During its existence, CAMI has represented a very large number of active classical artists worldwide, including singers Leontyne Price, Elisabeth Schwarzkopf, Renata Tebaldi, Mario Lanza, Mohammed Fairouz, Jussi Björling, John McCormack, Richard Tucker, Paul Robeson, and George London; pianists Vladimir Horowitz, Ronald Turini, Aleksey Sultanov, Arturo Benedetti Michelangeli, and Van Cliburn; violinists Jascha Heifetz, Yehudi Menuhin, Eugene Sarbu and Tossy Spivakovsky; and conductors Leonard Bernstein, Herbert von Karajan, and Otto Klemperer.

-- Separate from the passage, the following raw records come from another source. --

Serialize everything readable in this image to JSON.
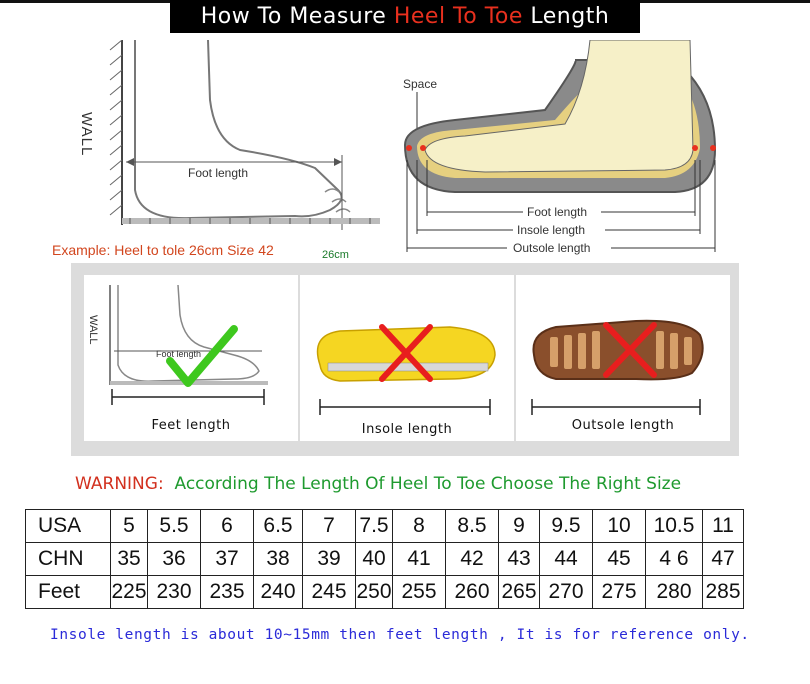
{
  "title": {
    "part1": "How To Measure ",
    "highlight": "Heel To Toe",
    "part2": " Length"
  },
  "foot_diagram": {
    "wall_label": "WALL",
    "foot_length_label": "Foot length",
    "example": "Example: Heel to tole 26cm Size 42",
    "measure_mark": "26cm"
  },
  "shoe_diagram": {
    "space_label": "Space",
    "foot_length": "Foot length",
    "insole_length": "Insole length",
    "outsole_length": "Outsole length"
  },
  "cards": [
    {
      "label": "Feet length",
      "wall": "WALL",
      "foot": "Foot length",
      "mark": "check-icon"
    },
    {
      "label": "Insole length",
      "mark": "cross-icon"
    },
    {
      "label": "Outsole length",
      "mark": "cross-icon"
    }
  ],
  "warning": {
    "prefix": "WARNING:",
    "message": "According The Length Of Heel To Toe Choose The Right Size"
  },
  "size_table": {
    "rows": [
      {
        "label": "USA",
        "values": [
          "5",
          "5.5",
          "6",
          "6.5",
          "7",
          "7.5",
          "8",
          "8.5",
          "9",
          "9.5",
          "10",
          "10.5",
          "11"
        ]
      },
      {
        "label": "CHN",
        "values": [
          "35",
          "36",
          "37",
          "38",
          "39",
          "40",
          "41",
          "42",
          "43",
          "44",
          "45",
          "4 6",
          "47"
        ]
      },
      {
        "label": "Feet",
        "values": [
          "225",
          "230",
          "235",
          "240",
          "245",
          "250",
          "255",
          "260",
          "265",
          "270",
          "275",
          "280",
          "285"
        ]
      }
    ]
  },
  "footnote": "Insole length is about 10~15mm then feet length , It is for reference only.",
  "colors": {
    "title_bg": "#000000",
    "title_highlight": "#e8301e",
    "warning": "#d2301e",
    "message": "#1e9a2e",
    "footnote": "#2a2ad8",
    "check": "#3ec81e",
    "cross": "#e81e1e"
  }
}
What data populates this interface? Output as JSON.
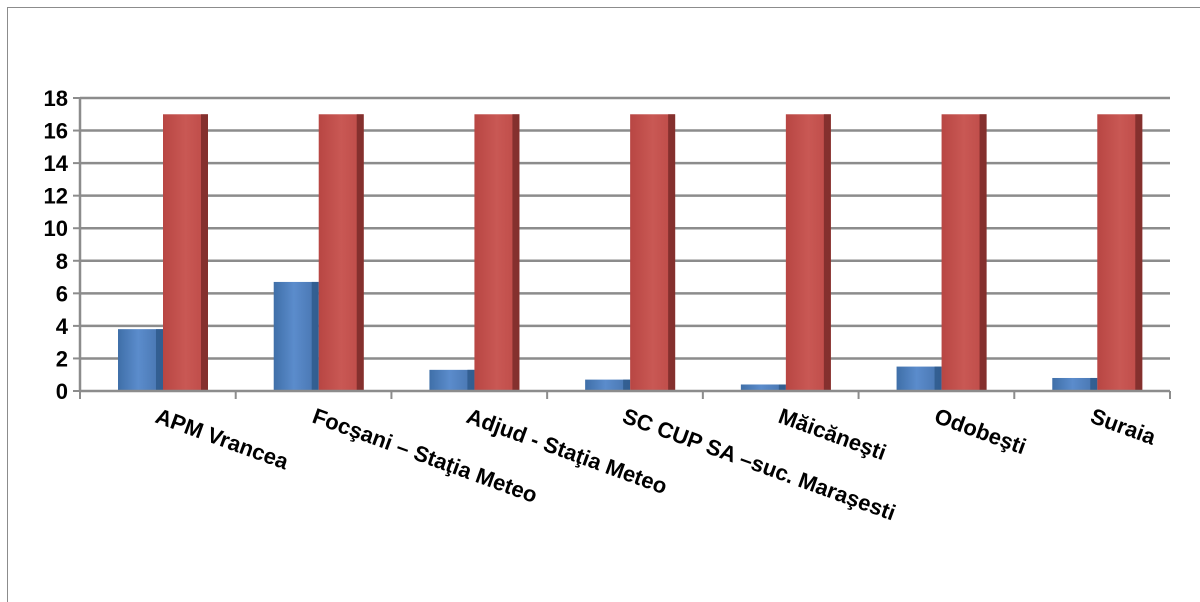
{
  "chart_data": {
    "type": "bar",
    "title": "",
    "xlabel": "",
    "ylabel": "",
    "ylim": [
      0,
      18
    ],
    "yticks": [
      0,
      2,
      4,
      6,
      8,
      10,
      12,
      14,
      16,
      18
    ],
    "grid": true,
    "legend": "none",
    "categories": [
      "APM Vrancea",
      "Focşani – Staţia Meteo",
      "Adjud - Staţia Meteo",
      "SC  CUP SA –suc. Maraşesti",
      "Măicăneşti",
      "Odobeşti",
      "Suraia"
    ],
    "series": [
      {
        "color": "#4F81BD",
        "values": [
          3.8,
          6.7,
          1.3,
          0.7,
          0.4,
          1.5,
          0.8
        ]
      },
      {
        "color": "#C0504D",
        "values": [
          17,
          17,
          17,
          17,
          17,
          17,
          17
        ]
      }
    ]
  }
}
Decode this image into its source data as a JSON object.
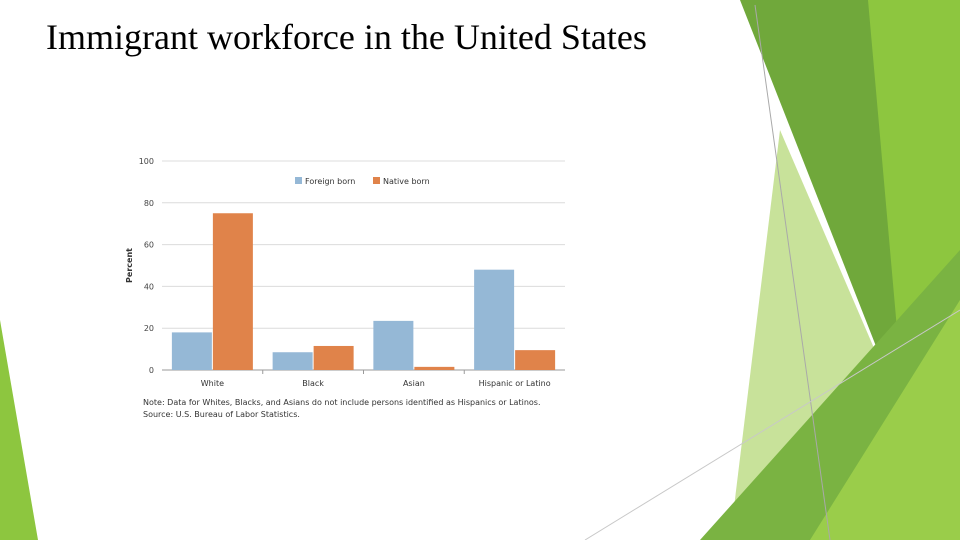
{
  "slide": {
    "title": "Immigrant workforce in the United States"
  },
  "theme": {
    "bg_greens": [
      "#8dc63f",
      "#70a83b",
      "#5a9a2a",
      "#9acd4a",
      "#c8e29a",
      "#dcebc0",
      "#7ab342"
    ]
  },
  "chart_data": {
    "type": "bar",
    "title": "",
    "xlabel": "",
    "ylabel": "Percent",
    "ylim": [
      0,
      100
    ],
    "yticks": [
      0,
      20,
      40,
      60,
      80,
      100
    ],
    "grid": true,
    "legend_position": "top-center",
    "categories": [
      "White",
      "Black",
      "Asian",
      "Hispanic or Latino"
    ],
    "series": [
      {
        "name": "Foreign born",
        "color": "#95b8d6",
        "values": [
          18,
          8.5,
          23.5,
          48
        ]
      },
      {
        "name": "Native born",
        "color": "#e0834a",
        "values": [
          75,
          11.5,
          1.5,
          9.5
        ]
      }
    ]
  },
  "notes": {
    "note": "Note: Data for Whites, Blacks, and Asians do not include persons identified as Hispanics or Latinos.",
    "source": "Source: U.S. Bureau of Labor Statistics."
  }
}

Composers Sergei Prokofiev, Igor Stravinsky, and Aaron Copland were managed by CAMI when they appeared as performers. The agency's contemporary roster included conductors Seiji Ozawa, Valery Gergiev and Mirga Gražinytė-Tyla; singers Isabel Leonard, Russell Thomas and Brenda Rae; and pianist Maurizio Pollini.

British music commentator Norman Lebrecht criticized CAMI and Ronald A. Wilford for what Lebrecht deemed to be their overly pervasive influence on conductor salaries, and the limited time music directors spent with orchestras.